Yes. This is now fixed.

>> The question is, what should this pass do when valid, but non-canonical IR is passed in. My inclination is to strip out the code to transform to vector in this case and instead just more gracefully handle instead (the tryPromoteAlloca function will just return false - as with other cases it can't handle).
>> 
>> Not sure what you mean with your last comment
>> 
>>> Similarly we give up on array allocas in the form where they are allocating N items of the element type.
>> 
>> If you mean that the tryPromoteAlloca gives up for N<2 or N>4 as an example of what to do - then yes, that's what I'm proposing for this case as well.
> 
> No, I mean the I.isArrayAllocation() early exit.
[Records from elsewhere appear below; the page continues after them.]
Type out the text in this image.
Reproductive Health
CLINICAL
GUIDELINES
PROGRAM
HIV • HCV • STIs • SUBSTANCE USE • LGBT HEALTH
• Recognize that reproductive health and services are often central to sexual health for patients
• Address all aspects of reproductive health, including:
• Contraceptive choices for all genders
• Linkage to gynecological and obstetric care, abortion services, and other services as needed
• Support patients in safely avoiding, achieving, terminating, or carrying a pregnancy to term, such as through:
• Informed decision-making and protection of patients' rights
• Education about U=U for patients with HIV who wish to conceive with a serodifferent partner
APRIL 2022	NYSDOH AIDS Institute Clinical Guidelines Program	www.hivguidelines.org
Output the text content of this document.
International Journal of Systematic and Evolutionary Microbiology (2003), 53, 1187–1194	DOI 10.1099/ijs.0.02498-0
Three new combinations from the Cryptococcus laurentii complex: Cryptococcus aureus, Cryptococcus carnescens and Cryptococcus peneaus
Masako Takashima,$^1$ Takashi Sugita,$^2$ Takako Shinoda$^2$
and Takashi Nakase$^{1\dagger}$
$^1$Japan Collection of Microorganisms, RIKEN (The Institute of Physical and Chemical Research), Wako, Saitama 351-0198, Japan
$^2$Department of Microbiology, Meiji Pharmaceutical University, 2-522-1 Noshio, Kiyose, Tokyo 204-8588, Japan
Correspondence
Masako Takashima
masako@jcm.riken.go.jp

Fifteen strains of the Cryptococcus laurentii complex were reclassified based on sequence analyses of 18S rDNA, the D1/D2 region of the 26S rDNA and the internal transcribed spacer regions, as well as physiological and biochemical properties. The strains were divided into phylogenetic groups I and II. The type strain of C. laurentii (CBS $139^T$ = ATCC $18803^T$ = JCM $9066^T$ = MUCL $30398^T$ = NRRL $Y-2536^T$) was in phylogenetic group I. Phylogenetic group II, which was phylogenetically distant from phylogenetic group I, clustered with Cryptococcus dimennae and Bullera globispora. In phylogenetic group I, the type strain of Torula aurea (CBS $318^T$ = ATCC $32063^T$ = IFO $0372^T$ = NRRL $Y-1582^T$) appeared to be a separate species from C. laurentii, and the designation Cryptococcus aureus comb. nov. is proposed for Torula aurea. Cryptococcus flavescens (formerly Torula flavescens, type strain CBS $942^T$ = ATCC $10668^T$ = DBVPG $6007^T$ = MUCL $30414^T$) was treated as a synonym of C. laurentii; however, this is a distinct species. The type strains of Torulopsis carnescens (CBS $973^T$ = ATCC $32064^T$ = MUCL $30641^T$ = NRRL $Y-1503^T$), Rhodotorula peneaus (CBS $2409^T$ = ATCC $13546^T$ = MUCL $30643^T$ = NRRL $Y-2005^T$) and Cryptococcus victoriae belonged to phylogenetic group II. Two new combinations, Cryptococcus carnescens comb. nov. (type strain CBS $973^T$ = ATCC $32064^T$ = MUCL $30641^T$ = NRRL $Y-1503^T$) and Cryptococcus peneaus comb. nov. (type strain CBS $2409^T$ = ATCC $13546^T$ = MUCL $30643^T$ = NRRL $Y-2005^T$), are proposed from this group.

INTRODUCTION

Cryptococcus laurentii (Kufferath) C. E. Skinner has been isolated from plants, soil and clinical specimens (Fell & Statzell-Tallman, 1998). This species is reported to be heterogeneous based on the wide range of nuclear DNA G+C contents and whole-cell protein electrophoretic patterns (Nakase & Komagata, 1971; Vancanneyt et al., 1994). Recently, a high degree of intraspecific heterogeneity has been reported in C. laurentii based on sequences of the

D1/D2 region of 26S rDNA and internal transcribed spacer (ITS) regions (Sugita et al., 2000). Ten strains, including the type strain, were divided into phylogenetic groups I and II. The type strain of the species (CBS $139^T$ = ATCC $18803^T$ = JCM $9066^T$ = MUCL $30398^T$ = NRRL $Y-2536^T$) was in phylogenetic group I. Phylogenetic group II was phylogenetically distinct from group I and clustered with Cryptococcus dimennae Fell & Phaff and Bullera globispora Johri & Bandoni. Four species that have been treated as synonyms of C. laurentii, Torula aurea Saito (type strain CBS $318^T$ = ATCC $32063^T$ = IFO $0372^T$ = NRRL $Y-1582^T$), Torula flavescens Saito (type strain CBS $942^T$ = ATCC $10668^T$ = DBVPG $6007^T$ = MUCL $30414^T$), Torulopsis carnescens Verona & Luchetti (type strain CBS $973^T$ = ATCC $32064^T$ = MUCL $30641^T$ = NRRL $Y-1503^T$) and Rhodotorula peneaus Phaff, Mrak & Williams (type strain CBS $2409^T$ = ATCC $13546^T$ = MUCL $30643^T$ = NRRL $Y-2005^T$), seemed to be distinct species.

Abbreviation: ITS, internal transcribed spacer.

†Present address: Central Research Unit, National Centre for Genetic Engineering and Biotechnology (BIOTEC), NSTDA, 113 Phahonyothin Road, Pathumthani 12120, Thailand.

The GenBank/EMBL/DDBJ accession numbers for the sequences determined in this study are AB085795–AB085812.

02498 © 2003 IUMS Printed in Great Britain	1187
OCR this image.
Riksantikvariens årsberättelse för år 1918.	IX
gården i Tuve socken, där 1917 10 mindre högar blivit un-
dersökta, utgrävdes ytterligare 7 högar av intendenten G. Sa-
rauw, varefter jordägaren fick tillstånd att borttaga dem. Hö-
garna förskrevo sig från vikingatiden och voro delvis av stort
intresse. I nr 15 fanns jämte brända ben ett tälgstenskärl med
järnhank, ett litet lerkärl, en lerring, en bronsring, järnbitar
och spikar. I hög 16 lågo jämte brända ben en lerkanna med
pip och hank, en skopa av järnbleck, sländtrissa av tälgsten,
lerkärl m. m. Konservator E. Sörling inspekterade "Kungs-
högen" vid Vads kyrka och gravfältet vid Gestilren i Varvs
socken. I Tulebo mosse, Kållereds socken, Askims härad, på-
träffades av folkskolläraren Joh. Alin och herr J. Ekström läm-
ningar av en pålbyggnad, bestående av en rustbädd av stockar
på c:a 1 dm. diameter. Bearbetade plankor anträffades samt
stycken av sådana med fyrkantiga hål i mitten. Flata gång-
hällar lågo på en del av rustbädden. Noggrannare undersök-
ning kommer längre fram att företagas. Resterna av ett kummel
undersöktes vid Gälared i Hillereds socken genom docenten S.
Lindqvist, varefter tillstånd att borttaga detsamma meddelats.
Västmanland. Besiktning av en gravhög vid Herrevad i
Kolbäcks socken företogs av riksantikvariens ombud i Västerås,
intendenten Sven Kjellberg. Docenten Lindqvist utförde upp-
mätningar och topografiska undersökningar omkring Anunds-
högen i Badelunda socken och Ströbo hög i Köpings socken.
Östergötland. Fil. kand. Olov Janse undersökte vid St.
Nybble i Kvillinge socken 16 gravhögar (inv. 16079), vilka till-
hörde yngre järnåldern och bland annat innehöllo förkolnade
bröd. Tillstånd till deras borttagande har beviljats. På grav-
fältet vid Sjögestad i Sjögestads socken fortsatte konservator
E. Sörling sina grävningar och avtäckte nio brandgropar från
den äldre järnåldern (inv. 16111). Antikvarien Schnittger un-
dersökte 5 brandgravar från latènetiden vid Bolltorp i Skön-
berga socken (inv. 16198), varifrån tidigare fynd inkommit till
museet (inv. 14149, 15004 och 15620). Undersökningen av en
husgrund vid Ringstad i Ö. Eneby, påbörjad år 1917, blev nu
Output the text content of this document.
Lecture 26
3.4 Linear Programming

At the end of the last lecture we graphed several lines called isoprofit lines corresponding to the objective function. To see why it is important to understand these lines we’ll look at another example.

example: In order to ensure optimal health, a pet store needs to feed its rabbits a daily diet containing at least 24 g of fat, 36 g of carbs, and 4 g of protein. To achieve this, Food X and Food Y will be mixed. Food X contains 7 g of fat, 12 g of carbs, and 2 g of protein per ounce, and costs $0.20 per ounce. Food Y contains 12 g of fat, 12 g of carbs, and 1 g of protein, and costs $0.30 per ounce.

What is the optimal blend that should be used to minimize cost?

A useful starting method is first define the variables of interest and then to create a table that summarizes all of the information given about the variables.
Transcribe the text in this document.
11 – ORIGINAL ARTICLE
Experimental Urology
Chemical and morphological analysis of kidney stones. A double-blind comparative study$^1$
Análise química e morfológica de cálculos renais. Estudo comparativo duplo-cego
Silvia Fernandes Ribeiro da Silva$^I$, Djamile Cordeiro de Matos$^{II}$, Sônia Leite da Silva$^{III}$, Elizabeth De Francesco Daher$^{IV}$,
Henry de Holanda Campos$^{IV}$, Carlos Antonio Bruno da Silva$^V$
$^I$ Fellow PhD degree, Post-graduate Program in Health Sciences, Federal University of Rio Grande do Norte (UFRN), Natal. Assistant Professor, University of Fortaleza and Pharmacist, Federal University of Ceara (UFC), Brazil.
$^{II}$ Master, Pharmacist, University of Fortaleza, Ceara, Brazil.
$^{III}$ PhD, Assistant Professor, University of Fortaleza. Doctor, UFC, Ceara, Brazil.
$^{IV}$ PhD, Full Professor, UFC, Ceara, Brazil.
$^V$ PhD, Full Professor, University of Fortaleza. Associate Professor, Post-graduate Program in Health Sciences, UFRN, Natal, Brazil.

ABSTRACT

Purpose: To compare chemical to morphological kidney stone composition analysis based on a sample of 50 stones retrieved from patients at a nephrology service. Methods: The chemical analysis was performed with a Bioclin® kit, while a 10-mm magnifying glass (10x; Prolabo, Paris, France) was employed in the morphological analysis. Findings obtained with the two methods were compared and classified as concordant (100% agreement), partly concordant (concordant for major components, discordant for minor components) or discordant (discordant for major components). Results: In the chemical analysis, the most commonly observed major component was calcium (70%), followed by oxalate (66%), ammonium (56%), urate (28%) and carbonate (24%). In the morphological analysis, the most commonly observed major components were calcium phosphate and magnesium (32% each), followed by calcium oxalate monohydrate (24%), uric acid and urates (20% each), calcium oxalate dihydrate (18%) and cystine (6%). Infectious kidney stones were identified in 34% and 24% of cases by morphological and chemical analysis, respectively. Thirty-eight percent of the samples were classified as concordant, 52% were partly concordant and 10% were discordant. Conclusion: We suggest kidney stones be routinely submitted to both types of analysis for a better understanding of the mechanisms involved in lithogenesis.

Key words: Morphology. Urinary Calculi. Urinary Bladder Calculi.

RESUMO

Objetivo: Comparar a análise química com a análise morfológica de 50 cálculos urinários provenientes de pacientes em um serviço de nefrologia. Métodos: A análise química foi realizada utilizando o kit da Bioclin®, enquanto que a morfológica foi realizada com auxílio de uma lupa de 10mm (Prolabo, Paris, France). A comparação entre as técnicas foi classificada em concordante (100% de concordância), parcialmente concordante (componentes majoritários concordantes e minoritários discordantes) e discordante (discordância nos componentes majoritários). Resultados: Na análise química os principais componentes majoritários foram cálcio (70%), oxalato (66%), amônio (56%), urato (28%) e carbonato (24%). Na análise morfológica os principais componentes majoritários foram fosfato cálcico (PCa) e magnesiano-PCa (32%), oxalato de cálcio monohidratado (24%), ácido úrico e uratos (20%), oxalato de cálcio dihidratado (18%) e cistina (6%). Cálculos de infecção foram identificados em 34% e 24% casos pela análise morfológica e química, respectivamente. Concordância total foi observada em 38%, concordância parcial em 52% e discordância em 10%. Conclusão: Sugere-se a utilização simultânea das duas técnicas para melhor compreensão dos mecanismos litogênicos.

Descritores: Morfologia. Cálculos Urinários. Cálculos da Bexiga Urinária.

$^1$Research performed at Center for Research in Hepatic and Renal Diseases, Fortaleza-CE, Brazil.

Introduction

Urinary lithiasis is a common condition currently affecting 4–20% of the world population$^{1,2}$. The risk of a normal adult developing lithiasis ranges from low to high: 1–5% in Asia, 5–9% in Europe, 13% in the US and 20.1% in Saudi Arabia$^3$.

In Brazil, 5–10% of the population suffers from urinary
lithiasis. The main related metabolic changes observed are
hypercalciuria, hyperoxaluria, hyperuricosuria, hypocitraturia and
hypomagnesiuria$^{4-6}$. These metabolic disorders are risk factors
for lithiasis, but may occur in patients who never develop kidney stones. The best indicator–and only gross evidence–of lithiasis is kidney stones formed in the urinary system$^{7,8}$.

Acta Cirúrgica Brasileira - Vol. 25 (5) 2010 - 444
An alloca with a constant number of elements is turned into an alloca of 1 element of array type by instcombine.
> 
> FYI Changpeng has also been looking at this pass to handle more cases.

Ok - I see what you mean. Hopefully this minor fix will not be an issue for Changpeng.

> 
> 
> In https://reviews.llvm.org/D31710#719896, @dstuttard wrote:
> 
>> As you say, the issue actually is that non-canonical IR was being presented to the pass - the front-end has since been updated to fix this (although possibly not in the way it should).
>>
>> The question is, what should this pass do when valid, but non-canonical IR is passed in. My inclination is to strip out the code to transform to vector in this case and instead just more gracefully handle instead (the tryPromoteAlloca function will just return false - as with other cases it can't handle).
>>
>> Not sure what you mean with your last comment
> 
> 
> Non-canonical IR are constructs that the basic canonicalization passes like instcombine produce. This is supposed to make later optimizations lives easier since they don't have to worry about every possible way of representing something. It is sufficient to just not crash or miscompile on the non-canonical inputs.

Agreed. That's what it now does.

================
Comment at: test/CodeGen/AMDGPU/promote-alloca-array-aggregate.ll:103
+; Function Attrs: nounwind
+define amdgpu_vs void @promote_matrix_aggr() #0 {
+  %f4 = alloca <4 x float>
----------------
arsenm wrote:
> Can this case be reduced?
I removed this one as I don't think it really added much. Particularly with the subsequent changes.

https://reviews.llvm.org/D31710